El suceso que nos describe el Evangelio de esta fiesta también tiene una gran importancia para la teología práctica del cristianismo. Eso sí, es importante hacer la observación de que el bautismo del que hablamos aquí no es el mismo que el que recibe cada niño en la Iglesia. San Juan decía que bautizaba con agua para el arrepentimiento de los hombres, pero que después de él vendría Uno que era más grande, Quien bautizaría con el Espíritu Santo y con fuego. Así pues, el bautismo de Juan era solamente una profecía, y demostraba un deseo profundo del hombre de ser salvo. En cambio, el bautismo inaugurado por Cristo, que se hace con el Espíritu Santo y, alegóricamente, con fuego, es el bautismo verdadero, es decir, la muerte y el nacimiento de nuevo. El bautismo cristiano no es más una purificación de los pecados, como con Juan, sino una vida nueva. Esto es algo que San Pablo nos clarifica en muchos de sus textos. En su Carta a los Romanos vemos que, tal como Cristo murió y fue enterrado, para después resucitar, así también, nosotros, siendo sumergidos en el agua, nos asemejamos a Cristo sepultado, y, al salir del agua, resucitamos con Él (Romamos 6, 4). En los Hechos de los Apóstoles encontramos también la explicación de esta diferencia: «Mientras Apolo permanecía en Corinto, Pablo, atravesando la región interior, llegó a Éfeso. Allí encontró a algunos discípulos y les preguntó: “Cuando ustedes abrazaron la fe, ¿recibieron el Espíritu Santo?”. Ellos le dijeron: “Ni siquiera hemos oído decir que hay un Espíritu Santo”. “Entonces, ¿qué bautismo recibieron?”, les preguntó Pablo. “El de Juan”, respondieron. Pablo les dijo: “Juan bautizaba con un bautismo de penitencia, diciendo al pueblo que creyera en el que vendría después de él, es decir, en Jesús”». (F. Ap. 19, 1-4).
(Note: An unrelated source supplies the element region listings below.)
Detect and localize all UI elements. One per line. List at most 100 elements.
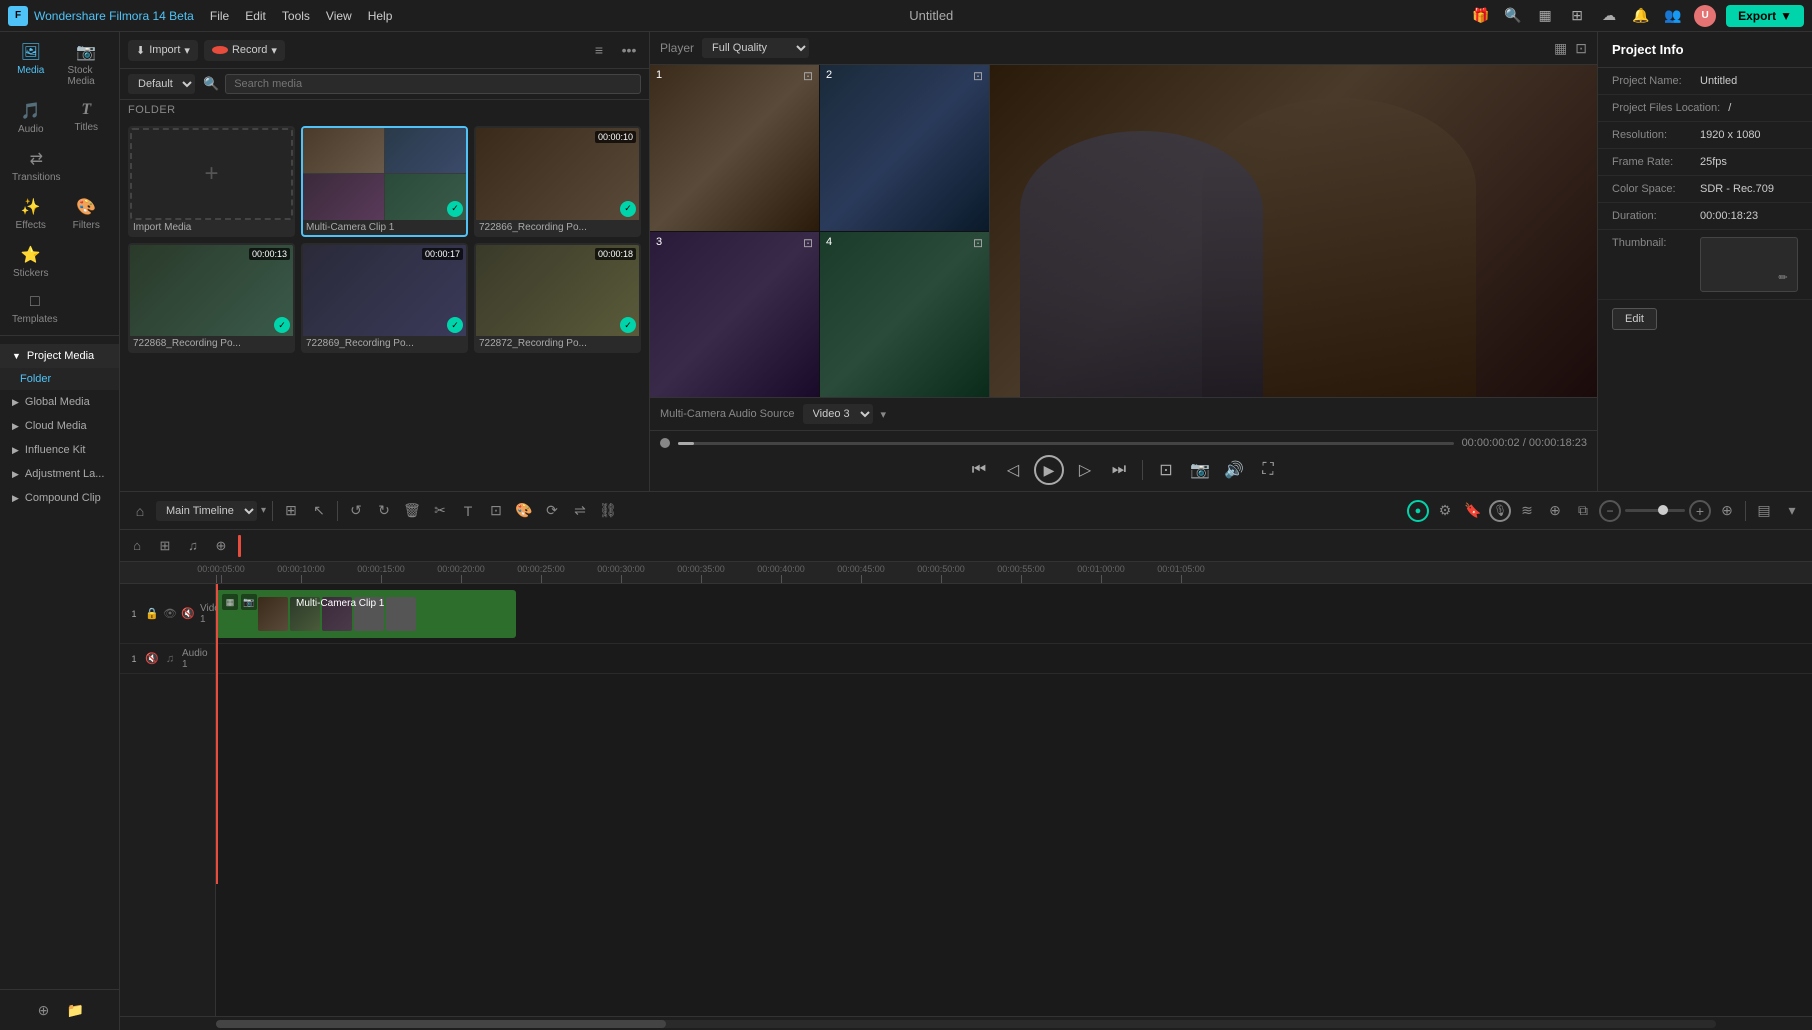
timeline-name-select[interactable]: Main Timeline bbox=[156, 501, 257, 521]
delete-icon[interactable]: 🗑 bbox=[400, 499, 424, 523]
multicam-cell-3[interactable]: 3 ⊡ bbox=[650, 232, 819, 398]
list-item[interactable]: 00:00:13 ✓ 722868_Recording Po... bbox=[128, 243, 295, 354]
scrollbar-thumb[interactable] bbox=[216, 1020, 666, 1028]
sort-select[interactable]: Default bbox=[128, 74, 195, 94]
screenshot-icon[interactable]: 📷 bbox=[1187, 457, 1213, 483]
cloud-icon[interactable]: ☁ bbox=[1598, 5, 1620, 27]
menu-tools[interactable]: Tools bbox=[282, 9, 310, 23]
timeline-home-icon[interactable]: ⌂ bbox=[126, 535, 148, 557]
text-icon[interactable]: T bbox=[456, 499, 480, 523]
home-icon[interactable]: ⌂ bbox=[128, 499, 152, 523]
export-button[interactable]: Export ▼ bbox=[1726, 5, 1804, 27]
tab-media[interactable]: 🖼 Media bbox=[4, 36, 58, 93]
crop-icon[interactable]: ⊡ bbox=[1153, 457, 1179, 483]
add-track-icon[interactable]: ⊕ bbox=[32, 998, 56, 1022]
user-avatar[interactable]: U bbox=[1694, 5, 1716, 27]
audio-mute-icon[interactable]: 🔇 bbox=[144, 651, 160, 667]
multicam-switch-icon[interactable]: ⊕ bbox=[1543, 499, 1567, 523]
zoom-out-button[interactable]: − bbox=[1599, 500, 1621, 522]
volume-icon[interactable]: 🔊 bbox=[1221, 457, 1247, 483]
tab-stickers[interactable]: ⭐ Stickers bbox=[4, 239, 58, 285]
tab-titles[interactable]: T Titles bbox=[60, 95, 114, 141]
search-icon[interactable]: 🔍 bbox=[1502, 5, 1524, 27]
video-track-row[interactable]: ▦ 📷 Multi-Camera Cl bbox=[216, 584, 1812, 644]
select-icon[interactable]: ↖ bbox=[307, 499, 331, 523]
mic-button[interactable]: 🎙 bbox=[1489, 500, 1511, 522]
menu-file[interactable]: File bbox=[210, 9, 229, 23]
gift-icon[interactable]: 🎁 bbox=[1470, 5, 1492, 27]
search-input[interactable] bbox=[225, 74, 641, 94]
menu-bar[interactable]: File Edit Tools View Help bbox=[210, 9, 393, 23]
nav-folder[interactable]: Folder bbox=[0, 368, 119, 390]
filter-icon[interactable]: ≡ bbox=[587, 38, 611, 62]
settings-icon[interactable]: ⚙ bbox=[1433, 499, 1457, 523]
audio-source-select[interactable]: Video 3 bbox=[803, 404, 873, 424]
chevron-down-icon[interactable]: ▾ bbox=[1780, 499, 1804, 523]
nav-compound-clip[interactable]: ▶ Compound Clip bbox=[0, 486, 119, 510]
lock-icon[interactable]: 🔒 bbox=[144, 606, 160, 622]
eye-icon[interactable]: 👁 bbox=[162, 606, 178, 622]
nav-adjustment[interactable]: ▶ Adjustment La... bbox=[0, 462, 119, 486]
zoom-slider[interactable] bbox=[1625, 509, 1685, 512]
crop-timeline-icon[interactable]: ⊡ bbox=[484, 499, 508, 523]
speed-icon[interactable]: ⟳ bbox=[540, 499, 564, 523]
zoom-thumb[interactable] bbox=[1658, 505, 1668, 515]
bookmark-icon[interactable]: 🔖 bbox=[1461, 499, 1485, 523]
playhead-dot[interactable] bbox=[660, 438, 670, 448]
zoom-in-button[interactable]: + bbox=[1689, 500, 1711, 522]
audio-track-row[interactable] bbox=[216, 644, 1812, 674]
users-icon[interactable]: 👥 bbox=[1662, 5, 1684, 27]
chain-icon[interactable]: ⛓ bbox=[596, 499, 620, 523]
mute-icon[interactable]: 🔇 bbox=[180, 606, 196, 622]
expand-icon[interactable]: ⊡ bbox=[1575, 40, 1587, 57]
grid-view-icon[interactable]: ▦ bbox=[1554, 40, 1567, 57]
timeline-clip[interactable]: ▦ 📷 Multi-Camera Cl bbox=[216, 590, 516, 638]
timeline-layers-icon[interactable]: ⊞ bbox=[154, 535, 176, 557]
grid-icon[interactable]: ⊞ bbox=[1566, 5, 1588, 27]
menu-view[interactable]: View bbox=[326, 9, 352, 23]
nav-cloud-media[interactable]: ▶ Cloud Media bbox=[0, 414, 119, 438]
tab-stock-media[interactable]: 📷 Stock Media bbox=[60, 36, 114, 93]
tab-filters[interactable]: 🎨 Filters bbox=[60, 191, 114, 237]
audio-solo-icon[interactable]: ♫ bbox=[162, 651, 178, 667]
list-item[interactable]: 00:00:10 ✓ 722866_Recording Po... bbox=[474, 126, 641, 237]
layout-icon[interactable]: ▦ bbox=[1534, 5, 1556, 27]
flip-icon[interactable]: ⇌ bbox=[568, 499, 592, 523]
tab-templates[interactable]: □ Templates bbox=[4, 287, 66, 331]
nav-global-media[interactable]: ▶ Global Media bbox=[0, 390, 119, 414]
record-circle-button[interactable]: ● bbox=[1407, 500, 1429, 522]
bell-icon[interactable]: 🔔 bbox=[1630, 5, 1652, 27]
timeline-audio-sync-icon[interactable]: ♫ bbox=[182, 535, 204, 557]
redo-icon[interactable]: ↻ bbox=[372, 499, 396, 523]
frame-forward-icon[interactable]: ▷ bbox=[1072, 457, 1098, 483]
multicam-cell-1[interactable]: 1 ⊡ bbox=[650, 65, 819, 231]
view-options-icon[interactable]: ▤ bbox=[1752, 499, 1776, 523]
list-item[interactable]: 00:00:18 ✓ 722872_Recording Po... bbox=[474, 243, 641, 354]
fullscreen-icon[interactable]: ⛶ bbox=[1255, 457, 1281, 483]
timeline-snap-icon[interactable]: ⊕ bbox=[210, 535, 232, 557]
multicam-cell-4[interactable]: 4 ⊡ bbox=[820, 232, 989, 398]
skip-forward-icon[interactable]: ⏭ bbox=[1106, 457, 1132, 483]
edit-thumbnail-icon[interactable]: ✏ bbox=[1771, 265, 1795, 289]
folder-add-icon[interactable]: 📁 bbox=[64, 998, 88, 1022]
nav-project-media[interactable]: ▼ Project Media bbox=[0, 344, 119, 368]
nav-influence-kit[interactable]: ▶ Influence Kit bbox=[0, 438, 119, 462]
tab-effects[interactable]: ✨ Effects bbox=[4, 191, 58, 237]
pip-icon[interactable]: ⧉ bbox=[1571, 499, 1595, 523]
waveform-icon[interactable]: ≋ bbox=[1515, 499, 1539, 523]
multicam-cell-2[interactable]: 2 ⊡ bbox=[820, 65, 989, 231]
cut-icon[interactable]: ✂ bbox=[428, 499, 452, 523]
tab-transitions[interactable]: ⇄ Transitions bbox=[4, 143, 69, 189]
record-button[interactable]: Record ▾ bbox=[204, 40, 285, 61]
progress-track[interactable] bbox=[678, 442, 1454, 445]
project-edit-button[interactable]: Edit bbox=[1612, 308, 1657, 330]
menu-help[interactable]: Help bbox=[368, 9, 393, 23]
list-item[interactable]: 00:00:17 ✓ 722869_Recording Po... bbox=[301, 243, 468, 354]
color-icon[interactable]: 🎨 bbox=[512, 499, 536, 523]
add-track-button[interactable]: ⊕ bbox=[1715, 499, 1739, 523]
undo-icon[interactable]: ↺ bbox=[344, 499, 368, 523]
play-button[interactable]: ▶ bbox=[1034, 455, 1064, 485]
import-button[interactable]: ⬇ Import ▾ bbox=[128, 40, 198, 61]
grid-icon[interactable]: ⊞ bbox=[279, 499, 303, 523]
list-item[interactable]: ✓ Multi-Camera Clip 1 bbox=[301, 126, 468, 237]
Luego, tanto el bautismo de Juan como el de la Iglesia se hacen de forma visible con agua, aunque sus significados son completamente distintos. Aún más: a partir de esto podemos entender por qué los sacerdotes insisten tanto en que el bautismo tiene que realizarse por medio de la inmersión del niño en el agua, y no con una simple aspersión, como muchas personas creen que es mejor. Si la inmersión nos recuerda la muerte y el renacimiento, la aspersión o rociadura con un ramillete de albahaca es más la evocación de un ritual de purificación.